Thirdly, because you want to discover a successful method. Fourth, because as all great methods, the Pope Francis Formula, works as an open-source code without any request to your belief: you do not need to be religious to use it, because the formula is a purely pragmatic one based on reason only. Finally, because it is an open didactic instrument for many different businesses.

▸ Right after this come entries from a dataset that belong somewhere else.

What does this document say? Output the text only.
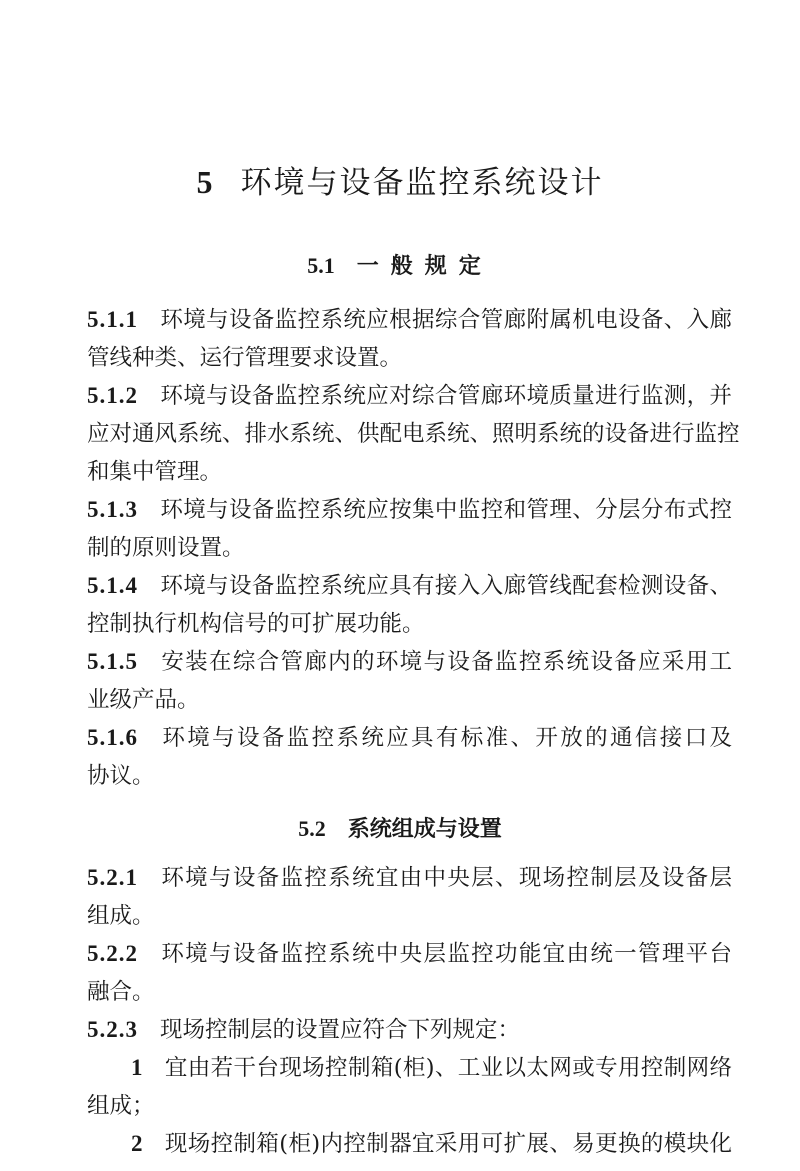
5 环境与设备监控系统设计
5.1 一般规定
5.1.1 环境与设备监控系统应根据综合管廊附属机电设备、入廊
管线种类、运行管理要求设置。
5.1.2 环境与设备监控系统应对综合管廊环境质量进行监测，并
应对通风系统、排水系统、供配电系统、照明系统的设备进行监控
和集中管理。
5.1.3 环境与设备监控系统应按集中监控和管理、分层分布式控
制的原则设置。
5.1.4 环境与设备监控系统应具有接入入廊管线配套检测设备、
控制执行机构信号的可扩展功能。
5.1.5 安装在综合管廊内的环境与设备监控系统设备应采用工
业级产品。
5.1.6 环境与设备监控系统应具有标准、开放的通信接口及
协议。
5.2 系统组成与设置
5.2.1 环境与设备监控系统宜由中央层、现场控制层及设备层
组成。
5.2.2 环境与设备监控系统中央层监控功能宜由统一管理平台
融合。
5.2.3 现场控制层的设置应符合下列规定：
1 宜由若干台现场控制箱(柜)、工业以太网或专用控制网络
组成；
2 现场控制箱(柜)内控制器宜采用可扩展、易更换的模块化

Eager to discuss that Formula with you!


Erny Gillen, gesund geführt im Krankenhaus, Foto Lex Kleren

Erny Gillen, gesund geführt im Krankenhaus, Foto Lex Kleren

Erny Gillen, Dr. theol, is an international expert in ethics and leadership. He just published “Healthy Leadership in Healthcare. The Pope Francis Formula”. With his “Moral Factory” he accompanies leaders and managers personally when it comes to difficult ethical dilemmas or leadership issues. He taught ethics in Luxembourg and in Germany for more than 20 years and led Caritas in Europe and internationally, Church administration as well as  businesses in Luxembourg. Until May 2015 he was President of Caritas Europa and First Vice-President of Caritas internationalis.

Summary: Pope Francis uses a concise and specific Formula when it comes to ethical leadership. His Formula fits into an octahedron and I call it “Healthy Leadership” because it’s all about us and it doesn’t exclude anyone. The Formula is an open method for people who want to achieve their goals together with others.